Der Tod zieht durch Münsters Innenstadt
Schüler befragen Passanten zu einem ernsten Thema
Münster. Der Tod zieht über den Prinzipalmarkt, die Ludgeristraße und über den Domplatz in Münster. Der Tod ist natürlich nicht persönlich vor Ort. Es sind Schülerinnen und Schüler des Kardinal-von-Galen-Gymnasiums und der Friedensschule, die Passanten zum Thema Tod befragen. Bei Nieselregen und kühlen Temperaturen ziehen die Schülerinnen und Schüler in kleinen Gruppen los, um die Vorbeihastenden zu interviewen. Drei Fragen sollen sie beantworten: Wie stehen sie zum Thema Tod? Wie begehen sie Allerheiligen? Was wissen sie über Hospize?

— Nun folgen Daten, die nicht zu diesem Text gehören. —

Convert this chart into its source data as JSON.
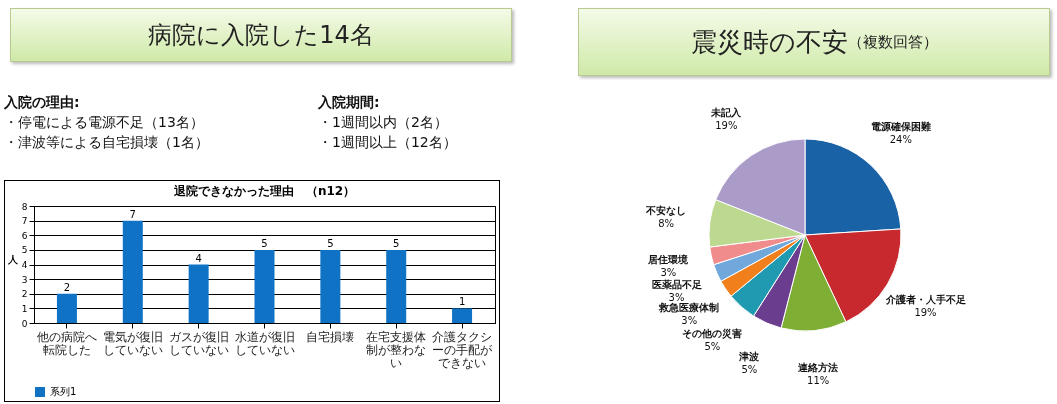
{
  "chart_data": [
    {
      "type": "other",
      "title": "病院に入院した14名",
      "annotations": [
        "入院の理由:",
        "・停電による電源不足（13名）",
        "・津波等による自宅損壊（1名）",
        "入院期間:",
        "・1週間以内（2名）",
        "・1週間以上（12名）"
      ]
    },
    {
      "type": "bar",
      "title": "退院できなかった理由　（n12）",
      "ylabel": "人",
      "categories": [
        "他の病院へ転院した",
        "電気が復旧していない",
        "ガスが復旧していない",
        "水道が復旧していない",
        "自宅損壊",
        "在宅支援体制が整わない",
        "介護タクシーの手配ができない"
      ],
      "series": [
        {
          "name": "系列1",
          "color": "#0f72c4",
          "values": [
            2,
            7,
            4,
            5,
            5,
            5,
            1
          ]
        }
      ],
      "ylim": [
        0,
        8
      ],
      "yticks": [
        0,
        1,
        2,
        3,
        4,
        5,
        6,
        7,
        8
      ],
      "grid": "y",
      "data_labels": true,
      "legend": "bottom"
    },
    {
      "type": "pie",
      "title": "震災時の不安",
      "subtitle": "（複数回答）",
      "categories": [
        "電源確保困難",
        "介護者・人手不足",
        "連絡方法",
        "津波",
        "その他の災害",
        "救急医療体制",
        "医薬品不足",
        "居住環境",
        "不安なし",
        "未記入"
      ],
      "values": [
        24,
        19,
        11,
        5,
        5,
        3,
        3,
        3,
        8,
        19
      ],
      "value_labels": [
        "24%",
        "19%",
        "11%",
        "5%",
        "5%",
        "3%",
        "3%",
        "3%",
        "8%",
        "19%"
      ],
      "colors": [
        "#1a62a6",
        "#c8292e",
        "#7fae34",
        "#6a3d8f",
        "#1f9ab0",
        "#f07f1c",
        "#70a8dc",
        "#f08c8c",
        "#bcd98f",
        "#aa9bc9"
      ]
    }
  ]
}
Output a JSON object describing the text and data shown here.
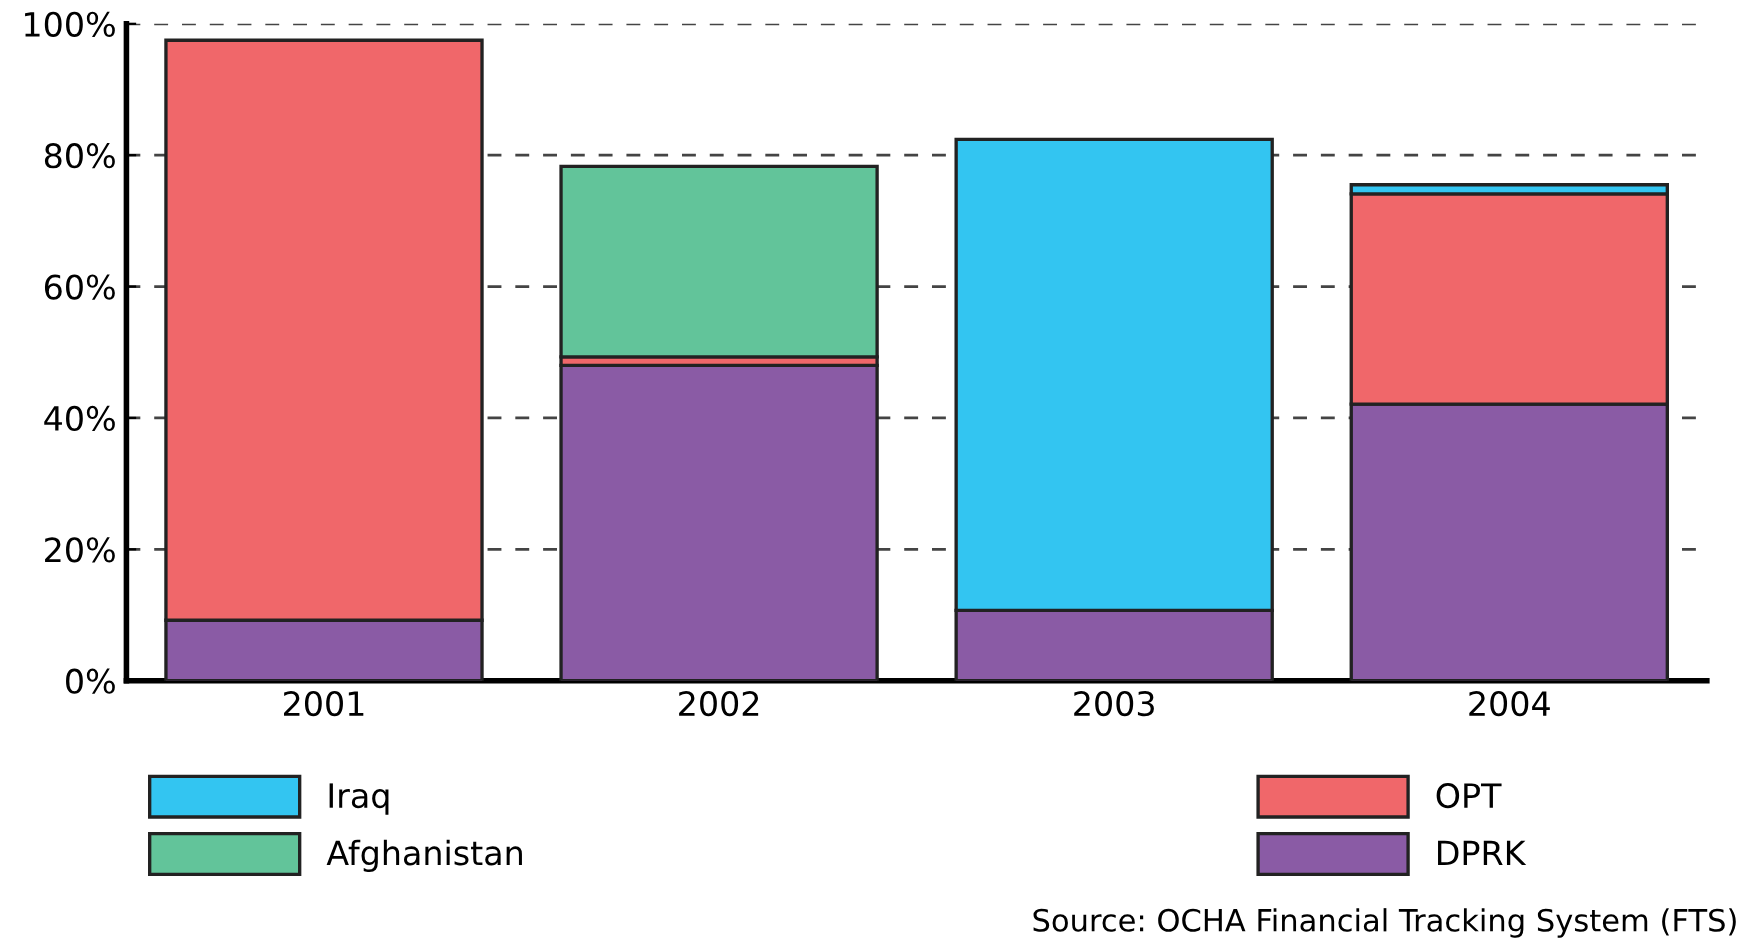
{
  "chart_data": {
    "type": "bar",
    "stacked": true,
    "categories": [
      "2001",
      "2002",
      "2003",
      "2004"
    ],
    "series": [
      {
        "name": "DPRK",
        "color": "#8a5ba5",
        "values": [
          9.2,
          48.0,
          10.7,
          42.1
        ]
      },
      {
        "name": "OPT",
        "color": "#f0676a",
        "values": [
          88.3,
          1.3,
          null,
          32.0
        ]
      },
      {
        "name": "Afghanistan",
        "color": "#62c49a",
        "values": [
          null,
          29.0,
          null,
          null
        ]
      },
      {
        "name": "Iraq",
        "color": "#33c5f1",
        "values": [
          null,
          null,
          71.7,
          1.4
        ]
      }
    ],
    "ylim": [
      0,
      100
    ],
    "yticks": [
      {
        "value": 0,
        "label": "0%"
      },
      {
        "value": 20,
        "label": "20%"
      },
      {
        "value": 40,
        "label": "40%"
      },
      {
        "value": 60,
        "label": "60%"
      },
      {
        "value": 80,
        "label": "80%"
      },
      {
        "value": 100,
        "label": "100%"
      }
    ],
    "grid": "y",
    "legend": "bottom",
    "annotations": [
      "Source: OCHA Financial Tracking System (FTS)"
    ]
  }
}
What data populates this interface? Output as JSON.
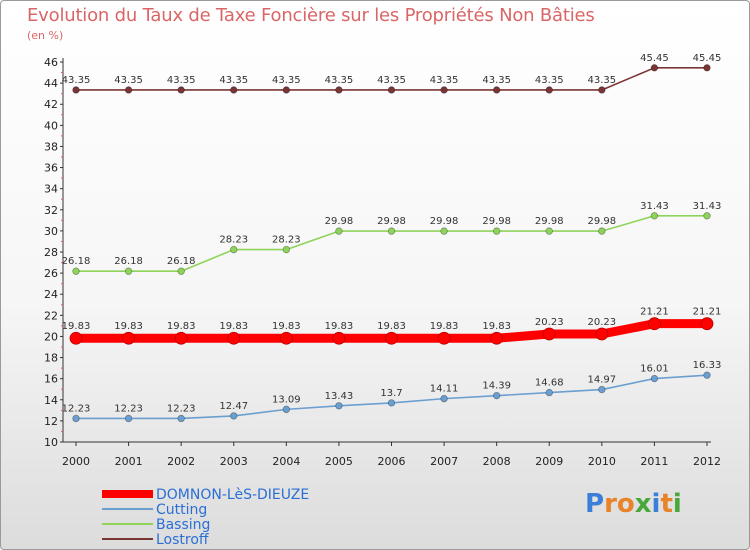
{
  "header": {
    "title": "Evolution du Taux de Taxe Foncière sur les Propriétés Non Bâties",
    "subtitle": "(en %)"
  },
  "logo": {
    "text": "Proxiti",
    "letters": [
      "P",
      "r",
      "o",
      "x",
      "i",
      "t",
      "i"
    ],
    "letter_colors": [
      "#3b7fd9",
      "#e8832a",
      "#e8832a",
      "#4aa83b",
      "#3b7fd9",
      "#e8832a",
      "#4aa83b"
    ]
  },
  "chart_data": {
    "type": "line",
    "x": [
      "2000",
      "2001",
      "2002",
      "2003",
      "2004",
      "2005",
      "2006",
      "2007",
      "2008",
      "2009",
      "2010",
      "2011",
      "2012"
    ],
    "ylim": [
      10,
      46
    ],
    "yticks": [
      "10",
      "12",
      "14",
      "16",
      "18",
      "20",
      "22",
      "24",
      "26",
      "28",
      "30",
      "32",
      "34",
      "36",
      "38",
      "40",
      "42",
      "44",
      "46"
    ],
    "grid": false,
    "legend_position": "bottom-left",
    "series": [
      {
        "name": "DOMNON-LèS-DIEUZE",
        "color": "#ff0000",
        "values": [
          19.83,
          19.83,
          19.83,
          19.83,
          19.83,
          19.83,
          19.83,
          19.83,
          19.83,
          20.23,
          20.23,
          21.21,
          21.21
        ],
        "labels": [
          "19.83",
          "19.83",
          "19.83",
          "19.83",
          "19.83",
          "19.83",
          "19.83",
          "19.83",
          "19.83",
          "20.23",
          "20.23",
          "21.21",
          "21.21"
        ]
      },
      {
        "name": "Cutting",
        "color": "#6a9fd0",
        "values": [
          12.23,
          12.23,
          12.23,
          12.47,
          13.09,
          13.43,
          13.7,
          14.11,
          14.39,
          14.68,
          14.97,
          16.01,
          16.33
        ],
        "labels": [
          "12.23",
          "12.23",
          "12.23",
          "12.47",
          "13.09",
          "13.43",
          "13.7",
          "14.11",
          "14.39",
          "14.68",
          "14.97",
          "16.01",
          "16.33"
        ]
      },
      {
        "name": "Bassing",
        "color": "#8fd45a",
        "values": [
          26.18,
          26.18,
          26.18,
          28.23,
          28.23,
          29.98,
          29.98,
          29.98,
          29.98,
          29.98,
          29.98,
          31.43,
          31.43
        ],
        "labels": [
          "26.18",
          "26.18",
          "26.18",
          "28.23",
          "28.23",
          "29.98",
          "29.98",
          "29.98",
          "29.98",
          "29.98",
          "29.98",
          "31.43",
          "31.43"
        ]
      },
      {
        "name": "Lostroff",
        "color": "#7a3535",
        "values": [
          43.35,
          43.35,
          43.35,
          43.35,
          43.35,
          43.35,
          43.35,
          43.35,
          43.35,
          43.35,
          43.35,
          45.45,
          45.45
        ],
        "labels": [
          "43.35",
          "43.35",
          "43.35",
          "43.35",
          "43.35",
          "43.35",
          "43.35",
          "43.35",
          "43.35",
          "43.35",
          "43.35",
          "45.45",
          "45.45"
        ]
      }
    ]
  }
}
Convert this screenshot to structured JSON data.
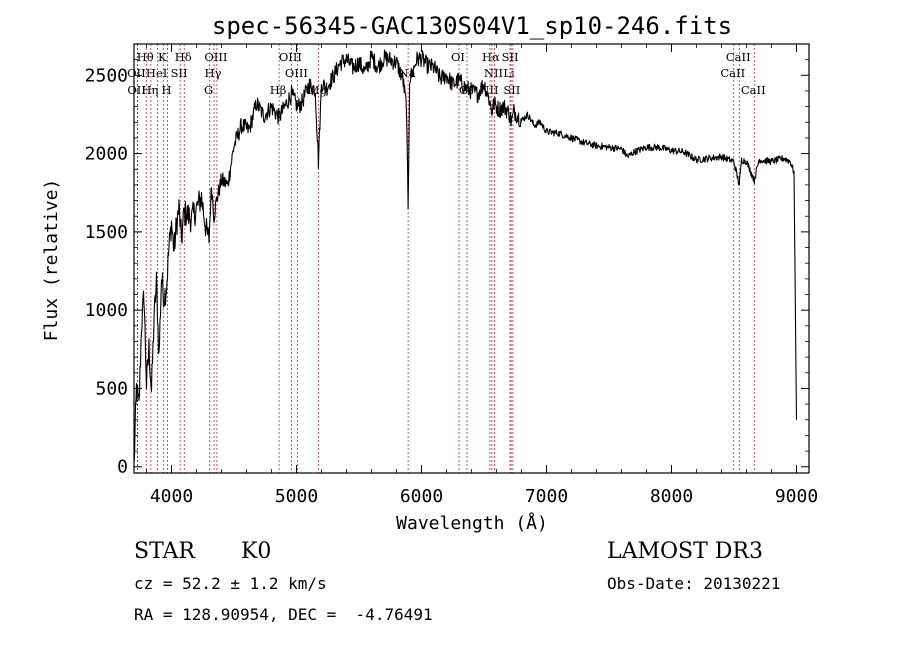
{
  "chart_data": {
    "type": "line",
    "title": "spec-56345-GAC130S04V1_sp10-246.fits",
    "xlabel": "Wavelength (Å)",
    "ylabel": "Flux (relative)",
    "xlim": [
      3700,
      9100
    ],
    "ylim": [
      -40,
      2700
    ],
    "xticks": [
      4000,
      5000,
      6000,
      7000,
      8000,
      9000
    ],
    "xtick_labels": [
      "4000",
      "5000",
      "6000",
      "7000",
      "8000",
      "9000"
    ],
    "yticks": [
      0,
      500,
      1000,
      1500,
      2000,
      2500
    ],
    "ytick_labels": [
      "0",
      "500",
      "1000",
      "1500",
      "2000",
      "2500"
    ],
    "grid": false,
    "series": [
      {
        "color": "#000000",
        "x": [
          3700,
          3720,
          3740,
          3760,
          3780,
          3800,
          3820,
          3840,
          3860,
          3880,
          3900,
          3920,
          3940,
          3960,
          3980,
          4000,
          4020,
          4040,
          4060,
          4080,
          4100,
          4130,
          4160,
          4200,
          4240,
          4280,
          4300,
          4320,
          4340,
          4360,
          4400,
          4450,
          4500,
          4560,
          4620,
          4680,
          4740,
          4800,
          4861,
          4900,
          4960,
          5007,
          5040,
          5100,
          5150,
          5175,
          5200,
          5240,
          5300,
          5350,
          5400,
          5450,
          5500,
          5550,
          5600,
          5650,
          5700,
          5750,
          5800,
          5850,
          5880,
          5893,
          5905,
          5930,
          5960,
          6000,
          6050,
          6100,
          6150,
          6200,
          6250,
          6300,
          6350,
          6400,
          6450,
          6500,
          6540,
          6563,
          6580,
          6620,
          6660,
          6700,
          6720,
          6740,
          6800,
          6850,
          6900,
          6950,
          7000,
          7100,
          7200,
          7300,
          7400,
          7500,
          7600,
          7650,
          7700,
          7800,
          7900,
          8000,
          8100,
          8200,
          8300,
          8400,
          8498,
          8542,
          8560,
          8600,
          8662,
          8700,
          8800,
          8850,
          8900,
          8950,
          8980,
          9000
        ],
        "y": [
          0,
          500,
          380,
          900,
          1100,
          520,
          760,
          480,
          940,
          1180,
          700,
          1210,
          1080,
          1150,
          1400,
          1560,
          1380,
          1550,
          1650,
          1450,
          1620,
          1610,
          1580,
          1650,
          1720,
          1500,
          1450,
          1800,
          1600,
          1700,
          1830,
          1800,
          2050,
          2180,
          2150,
          2320,
          2240,
          2300,
          2230,
          2290,
          2380,
          2300,
          2320,
          2440,
          2410,
          1950,
          2450,
          2420,
          2500,
          2580,
          2600,
          2550,
          2580,
          2520,
          2620,
          2550,
          2610,
          2600,
          2580,
          2480,
          2300,
          1620,
          2480,
          2520,
          2600,
          2610,
          2560,
          2550,
          2480,
          2500,
          2440,
          2470,
          2420,
          2400,
          2380,
          2450,
          2350,
          2270,
          2320,
          2280,
          2300,
          2260,
          2200,
          2270,
          2210,
          2250,
          2180,
          2200,
          2140,
          2130,
          2100,
          2070,
          2050,
          2040,
          2030,
          1980,
          2010,
          2040,
          2040,
          2020,
          2010,
          1960,
          1970,
          1980,
          1950,
          1800,
          1960,
          1950,
          1830,
          1960,
          1950,
          1960,
          1970,
          1950,
          1880,
          300
        ]
      }
    ],
    "line_markers": [
      {
        "label": "Hθ",
        "x": 3798,
        "row": 0
      },
      {
        "label": "K",
        "x": 3934,
        "row": 0
      },
      {
        "label": "Hδ",
        "x": 4102,
        "row": 0
      },
      {
        "label": "OIII",
        "x": 4363,
        "row": 0
      },
      {
        "label": "OIII",
        "x": 4959,
        "row": 0
      },
      {
        "label": "OI",
        "x": 6300,
        "row": 0
      },
      {
        "label": "Hα",
        "x": 6563,
        "row": 0
      },
      {
        "label": "SII",
        "x": 6717,
        "row": 0
      },
      {
        "label": "CaII",
        "x": 8542,
        "row": 0
      },
      {
        "label": "OII",
        "x": 3727,
        "row": 1
      },
      {
        "label": "HeI",
        "x": 3889,
        "row": 1
      },
      {
        "label": "SII",
        "x": 4069,
        "row": 1
      },
      {
        "label": "Hγ",
        "x": 4340,
        "row": 1
      },
      {
        "label": "OIII",
        "x": 5007,
        "row": 1
      },
      {
        "label": "Na",
        "x": 5893,
        "row": 1
      },
      {
        "label": "NII",
        "x": 6584,
        "row": 1
      },
      {
        "label": "Li",
        "x": 6708,
        "row": 1
      },
      {
        "label": "CaII",
        "x": 8498,
        "row": 1
      },
      {
        "label": "OII",
        "x": 3729,
        "row": 2
      },
      {
        "label": "Hη",
        "x": 3835,
        "row": 2
      },
      {
        "label": "H",
        "x": 3968,
        "row": 2
      },
      {
        "label": "G",
        "x": 4305,
        "row": 2
      },
      {
        "label": "Hβ",
        "x": 4861,
        "row": 2
      },
      {
        "label": "Mg",
        "x": 5175,
        "row": 2
      },
      {
        "label": "OI",
        "x": 6364,
        "row": 2
      },
      {
        "label": "NII",
        "x": 6548,
        "row": 2
      },
      {
        "label": "SII",
        "x": 6731,
        "row": 2
      },
      {
        "label": "CaII",
        "x": 8662,
        "row": 2
      }
    ]
  },
  "info": {
    "class_label": "STAR",
    "subclass": "K0",
    "survey": "LAMOST DR3",
    "redshift": "cz = 52.2 ± 1.2 km/s",
    "obs_date": "Obs-Date: 20130221",
    "coords": "RA = 128.90954, DEC =  -4.76491"
  }
}
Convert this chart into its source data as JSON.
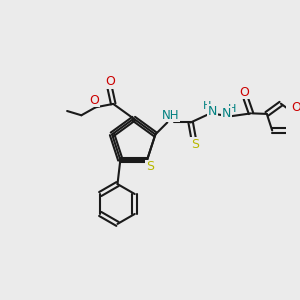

Timo Frohne und Karsten Wieschmann werden am Domplatz das erste Mal "fündig". Sie befragen eine Nonne aus Bremerhaven: "Wenn ich Zeit habe, dann gehe ich zum Friedhof, ansonsten denke ich im Stillen an die Toten", sagt sie zum Thema Allerheiligen. Über Hospize weiß sie: "Das sind Sterbehäuser, in denen der letzte Abschnitt des Lebens verbracht werden kann." Zum Tod selbst lässt sie die Jugendlichen an ihren persönlichen Erfahrungen teilnehmen: "Durch meine Tätigkeit im Krankenhaus habe ich sehr viel mit Toten zu tun und denke, dass es zum Leben dazu gehört."
Ein weiterer Interviewpartner findet sich auf dem Prinzipalmarkt: Ein älterer Mann erklärt sich bereit, Rede und Antwort zu stehen. Die Allerheiligentradition gehört auch zu seinem Leben dazu: "Ich gehe zum Friedhof und bringe Blumen oder neue Kerzen zu dem Grab meiner Eltern." Wie schon die Nonne aus Bremerhaven ist er gut über Hospize informiert: "Das sind Häuser, in denen das Sterben erleichtert wird." Abschließend sagt auch er, dass der Tod ein Bestandteil des Lebens sei. "Er ist nicht tragisch. Er ist nur dann tragisch, wenn man seine eigenen Enkelkinder, die zum Beispiel durch einen Autounfall gestorben sind, zum Friedhof begleiten muss."
Nachdenklich über das Gehörte schlendern die beiden Schüler zum Treffpunkt mit den anderen. Nach einer Stunde klingt der Deutschunterricht der etwas anderen Art noch bei dem einen oder anderen Burger im Fast-Food-Restaurant aus, denn Laufen und Fragen macht hungrig.
Das Interview war eine Veranstaltung des Johannes-Hospizes im Rahmen des medienpädagogischen Pilotprojektes zum Thema "Sterben und Tod", an dem sechs münsterische Schulen und eine Schule aus Wilhelmshaven teilnehmen. Dieses Projekt prägt über acht Wochen den Deutsch- und Religionsunterricht und dauert bis Ende November.